Transappendageal Or Follicular Absorption
Compounds can enter skin through the openings that already exist in your skin as conduits between the lower and upper layers. Pores and hair follicles reach down past the upper layers of the epidermis and into the dermis where blood vessels nourish the skin. The pores and hair follicles represent only about .1% of the total surface of skin, so they are less likely to be the main avenues of skin absorption. However certain types of molecules may prefer the follicular route for skin absorption, so it depends on the type of compound in question.
Conclusion:
Personally, I wouldn’t choose canola or other cheap, highly processed seed oils in my leave on skin care products, as there are much better options for those products with amazing benefits. HOWEVER, as an ingredient in cold processed soap, a wash off product, along with other oils and butters, and properly formulated, that’s a definite yes. Looking at my example above, in an average 130g bad of soap and 1 gram of seed oil, that’s less than 0.8% seed oil. The key words here are “properly formulated”. I personally wouldn’t use more than 20% canola oil in a soap, and have decided all other seed oils are a no-go for me, except for high-oleic versions, based on the properties of the finished bar when I run scenarios through soapcalc.net.
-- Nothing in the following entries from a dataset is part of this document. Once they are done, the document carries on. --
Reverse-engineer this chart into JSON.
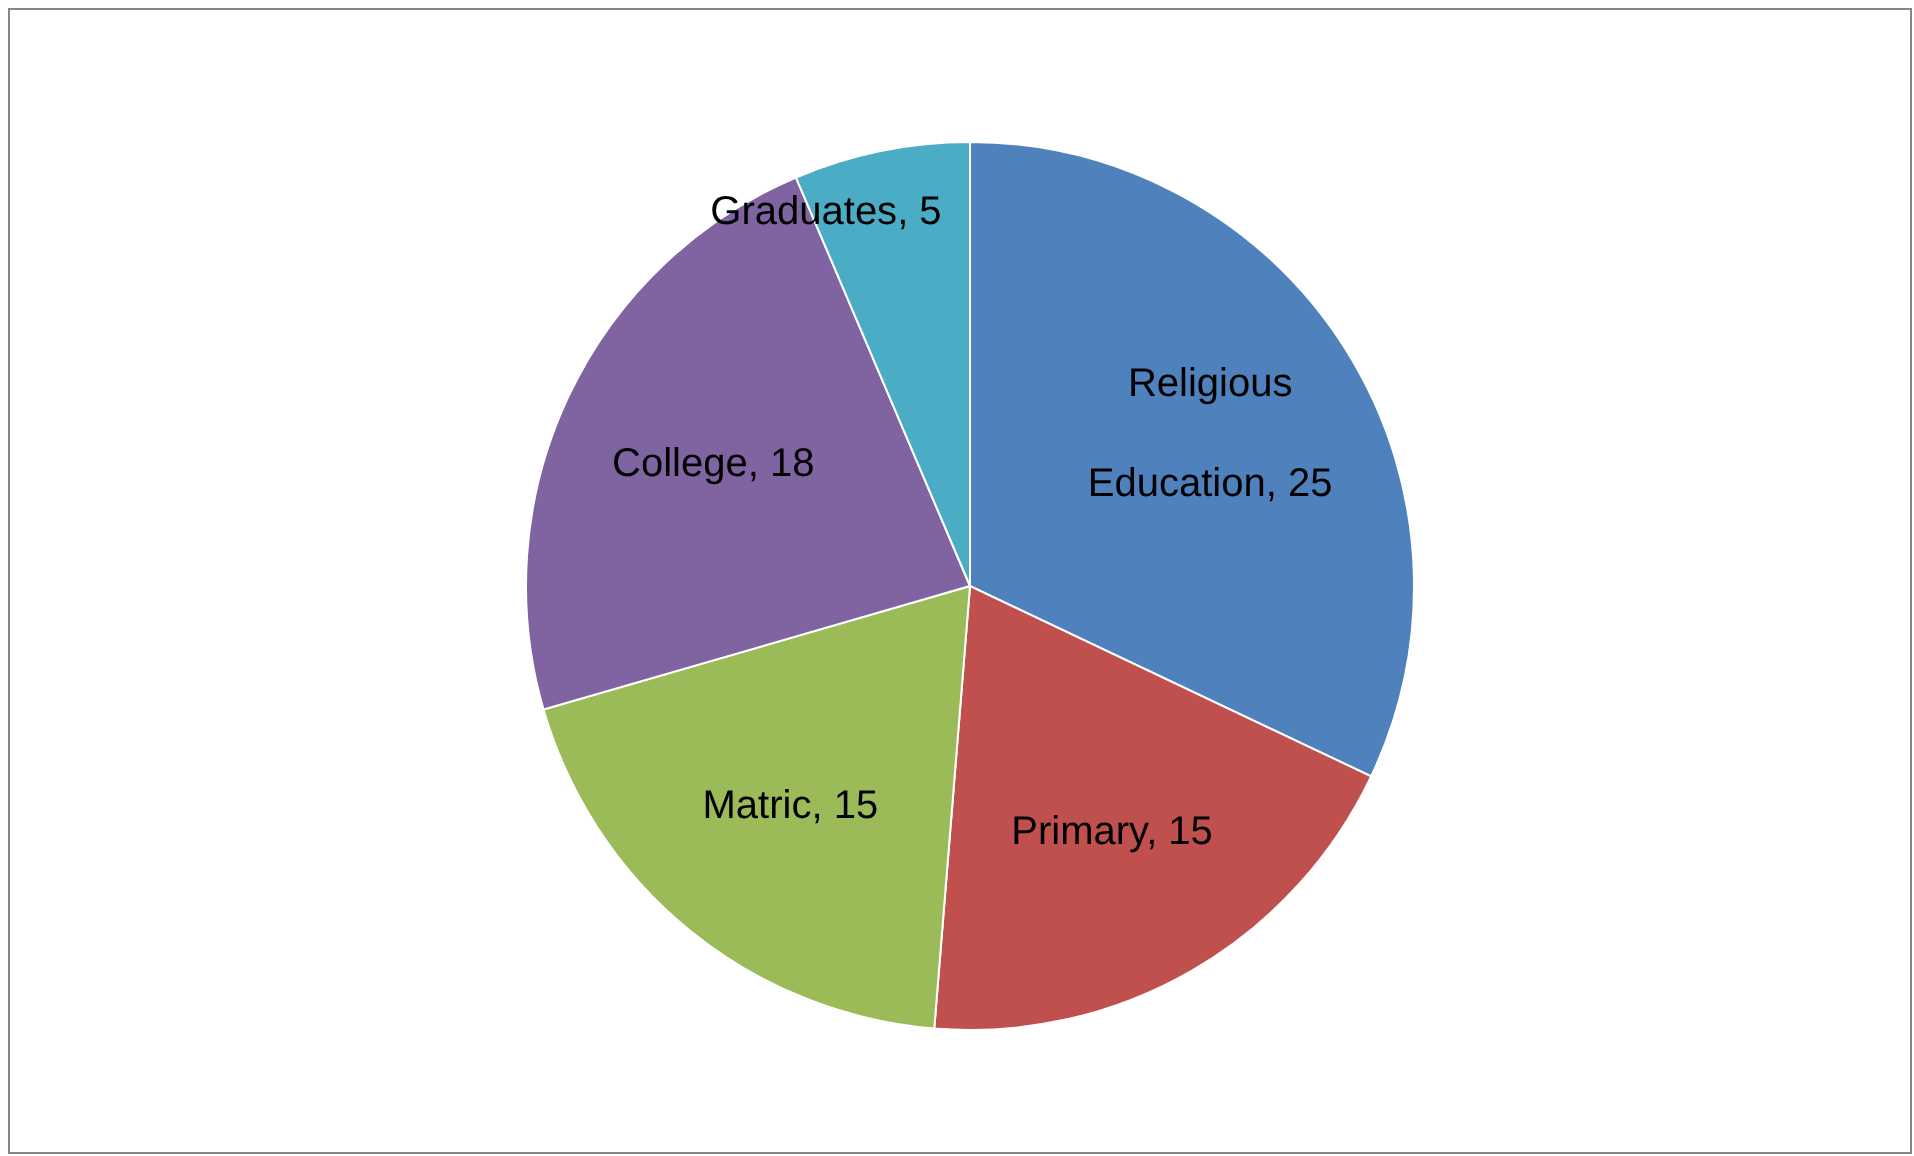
{
  "chart_data": {
    "type": "pie",
    "categories": [
      "Religious Education",
      "Primary",
      "Matric",
      "College",
      "Graduates"
    ],
    "values": [
      25,
      15,
      15,
      18,
      5
    ],
    "colors": [
      "#4f81bd",
      "#c0504d",
      "#9bbb59",
      "#8064a2",
      "#4bacc6"
    ],
    "value_labels": [
      ", 25",
      ", 15",
      ", 15",
      ", 18",
      ", 5"
    ]
  }
}
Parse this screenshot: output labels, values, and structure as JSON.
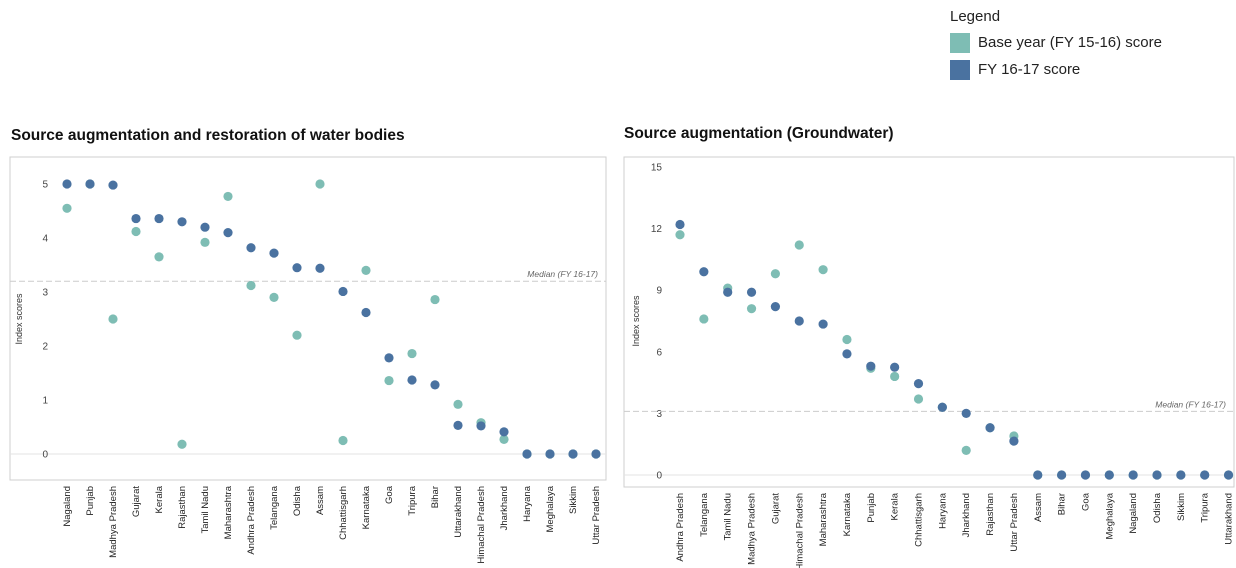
{
  "legend": {
    "title": "Legend",
    "items": [
      {
        "label": "Base year (FY 15-16) score",
        "color": "#7ebdb4"
      },
      {
        "label": "FY 16-17 score",
        "color": "#4a72a0"
      }
    ]
  },
  "chart_data": [
    {
      "type": "scatter",
      "title": "Source augmentation and restoration of water bodies",
      "ylabel": "Index scores",
      "ylim": [
        0,
        5
      ],
      "yticks": [
        0,
        1,
        2,
        3,
        4,
        5
      ],
      "median_label": "Median (FY 16-17)",
      "median_value": 3.2,
      "categories": [
        "Nagaland",
        "Punjab",
        "Madhya Pradesh",
        "Gujarat",
        "Kerala",
        "Rajasthan",
        "Tamil Nadu",
        "Maharashtra",
        "Andhra Pradesh",
        "Telangana",
        "Odisha",
        "Assam",
        "Chhattisgarh",
        "Karnataka",
        "Goa",
        "Tripura",
        "Bihar",
        "Uttarakhand",
        "Himachal Pradesh",
        "Jharkhand",
        "Haryana",
        "Meghalaya",
        "Sikkim",
        "Uttar Pradesh"
      ],
      "series": [
        {
          "name": "Base year (FY 15-16) score",
          "color": "#7ebdb4",
          "values": [
            4.55,
            5.0,
            2.5,
            4.12,
            3.65,
            0.18,
            3.92,
            4.77,
            3.12,
            2.9,
            2.2,
            5.0,
            0.25,
            3.4,
            1.36,
            1.86,
            2.86,
            0.92,
            0.58,
            0.27,
            0,
            0,
            0,
            0
          ]
        },
        {
          "name": "FY 16-17 score",
          "color": "#4a72a0",
          "values": [
            5.0,
            5.0,
            4.98,
            4.36,
            4.36,
            4.3,
            4.2,
            4.1,
            3.82,
            3.72,
            3.45,
            3.44,
            3.01,
            2.62,
            1.78,
            1.37,
            1.28,
            0.53,
            0.52,
            0.41,
            0,
            0,
            0,
            0
          ]
        }
      ]
    },
    {
      "type": "scatter",
      "title": "Source augmentation (Groundwater)",
      "ylabel": "Index scores",
      "ylim": [
        0,
        15
      ],
      "yticks": [
        0,
        3,
        6,
        9,
        12,
        15
      ],
      "median_label": "Median (FY 16-17)",
      "median_value": 3.1,
      "categories": [
        "Andhra Pradesh",
        "Telangana",
        "Tamil Nadu",
        "Madhya Pradesh",
        "Gujarat",
        "Himachal Pradesh",
        "Maharashtra",
        "Karnataka",
        "Punjab",
        "Kerala",
        "Chhattisgarh",
        "Haryana",
        "Jharkhand",
        "Rajasthan",
        "Uttar Pradesh",
        "Assam",
        "Bihar",
        "Goa",
        "Meghalaya",
        "Nagaland",
        "Odisha",
        "Sikkim",
        "Tripura",
        "Uttarakhand"
      ],
      "series": [
        {
          "name": "Base year (FY 15-16) score",
          "color": "#7ebdb4",
          "values": [
            11.7,
            7.6,
            9.1,
            8.1,
            9.8,
            11.2,
            10.0,
            6.6,
            5.2,
            4.8,
            3.7,
            3.3,
            1.2,
            2.3,
            1.9,
            0,
            0,
            0,
            0,
            0,
            0,
            0,
            0,
            0
          ]
        },
        {
          "name": "FY 16-17 score",
          "color": "#4a72a0",
          "values": [
            12.2,
            9.9,
            8.9,
            8.9,
            8.2,
            7.5,
            7.35,
            5.9,
            5.3,
            5.25,
            4.45,
            3.3,
            3.0,
            2.3,
            1.65,
            0,
            0,
            0,
            0,
            0,
            0,
            0,
            0,
            0
          ]
        }
      ]
    }
  ]
}
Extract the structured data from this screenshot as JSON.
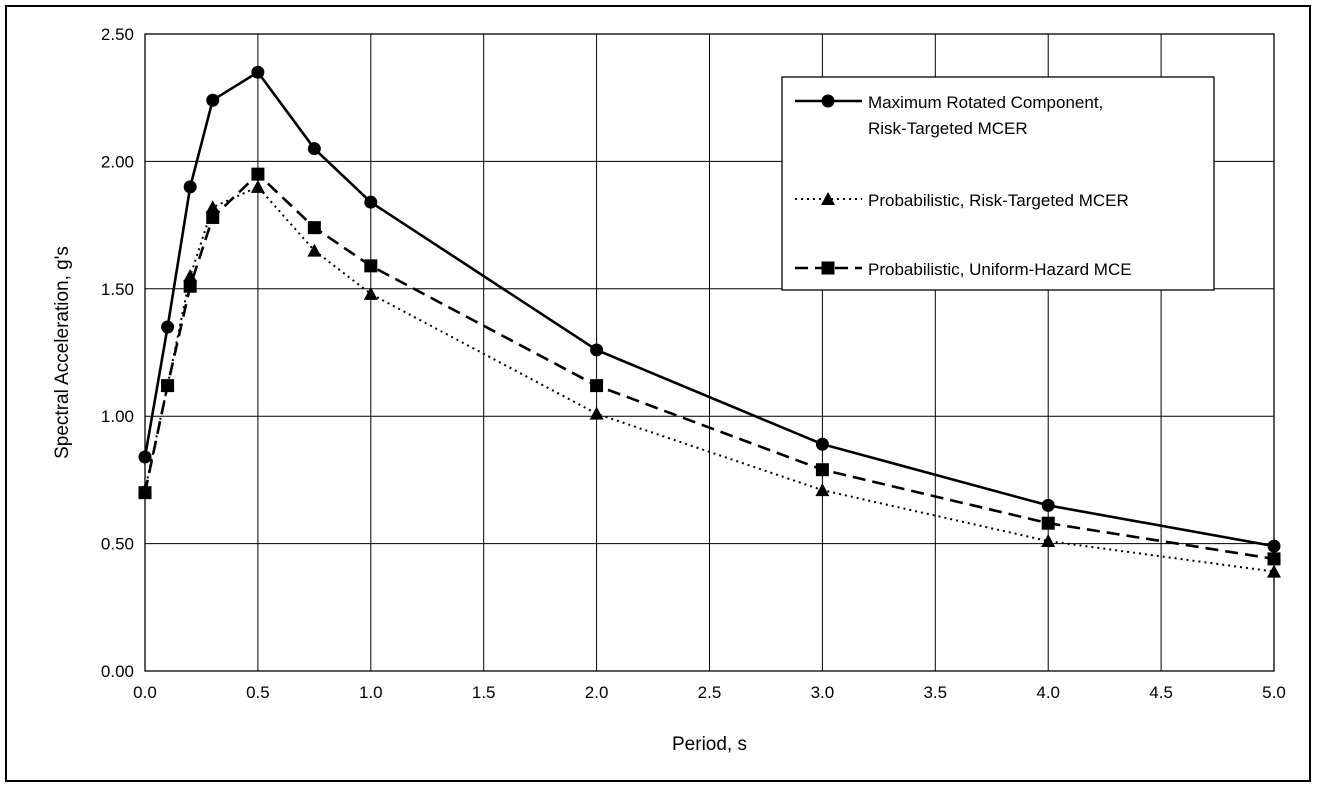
{
  "chart_data": {
    "type": "line",
    "title": "",
    "xlabel": "Period, s",
    "ylabel": "Spectral Acceleration, g's",
    "xlim": [
      0.0,
      5.0
    ],
    "ylim": [
      0.0,
      2.5
    ],
    "x_ticks": [
      "0.0",
      "0.5",
      "1.0",
      "1.5",
      "2.0",
      "2.5",
      "3.0",
      "3.5",
      "4.0",
      "4.5",
      "5.0"
    ],
    "y_ticks": [
      "0.00",
      "0.50",
      "1.00",
      "1.50",
      "2.00",
      "2.50"
    ],
    "x_tick_values": [
      0.0,
      0.5,
      1.0,
      1.5,
      2.0,
      2.5,
      3.0,
      3.5,
      4.0,
      4.5,
      5.0
    ],
    "y_tick_values": [
      0.0,
      0.5,
      1.0,
      1.5,
      2.0,
      2.5
    ],
    "grid": true,
    "legend_position": "top-right",
    "series": [
      {
        "name": "Maximum Rotated Component, Risk-Targeted MCER",
        "name_lines": [
          "Maximum Rotated Component,",
          "Risk-Targeted MCER"
        ],
        "marker": "circle",
        "line_style": "solid",
        "color": "#000000",
        "points": [
          [
            0.0,
            0.84
          ],
          [
            0.1,
            1.35
          ],
          [
            0.2,
            1.9
          ],
          [
            0.3,
            2.24
          ],
          [
            0.5,
            2.35
          ],
          [
            0.75,
            2.05
          ],
          [
            1.0,
            1.84
          ],
          [
            2.0,
            1.26
          ],
          [
            3.0,
            0.89
          ],
          [
            4.0,
            0.65
          ],
          [
            5.0,
            0.49
          ]
        ]
      },
      {
        "name": "Probabilistic, Risk-Targeted MCER",
        "name_lines": [
          "Probabilistic, Risk-Targeted MCER"
        ],
        "marker": "triangle",
        "line_style": "dotted",
        "color": "#000000",
        "points": [
          [
            0.0,
            0.71
          ],
          [
            0.1,
            1.12
          ],
          [
            0.2,
            1.55
          ],
          [
            0.3,
            1.82
          ],
          [
            0.5,
            1.9
          ],
          [
            0.75,
            1.65
          ],
          [
            1.0,
            1.48
          ],
          [
            2.0,
            1.01
          ],
          [
            3.0,
            0.71
          ],
          [
            4.0,
            0.51
          ],
          [
            5.0,
            0.39
          ]
        ]
      },
      {
        "name": "Probabilistic, Uniform-Hazard MCE",
        "name_lines": [
          "Probabilistic, Uniform-Hazard MCE"
        ],
        "marker": "square",
        "line_style": "dashed",
        "color": "#000000",
        "points": [
          [
            0.0,
            0.7
          ],
          [
            0.1,
            1.12
          ],
          [
            0.2,
            1.51
          ],
          [
            0.3,
            1.78
          ],
          [
            0.5,
            1.95
          ],
          [
            0.75,
            1.74
          ],
          [
            1.0,
            1.59
          ],
          [
            2.0,
            1.12
          ],
          [
            3.0,
            0.79
          ],
          [
            4.0,
            0.58
          ],
          [
            5.0,
            0.44
          ]
        ]
      }
    ]
  }
}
Now, I’m not saying you should or should not use a soap made with seed oils, I’m just saying, if you do, it’s very different than slathering the raw oil on your skin and leaving it there, or eating it for that matter. Make a choice that aligns with science, as well as your personal moral, ethical and health requirements. There’s a lot of fear mongering and crunchy mommy blogs out there, and we need to sift through the nonsense and make the best decisions for us with the best scientific data we can find.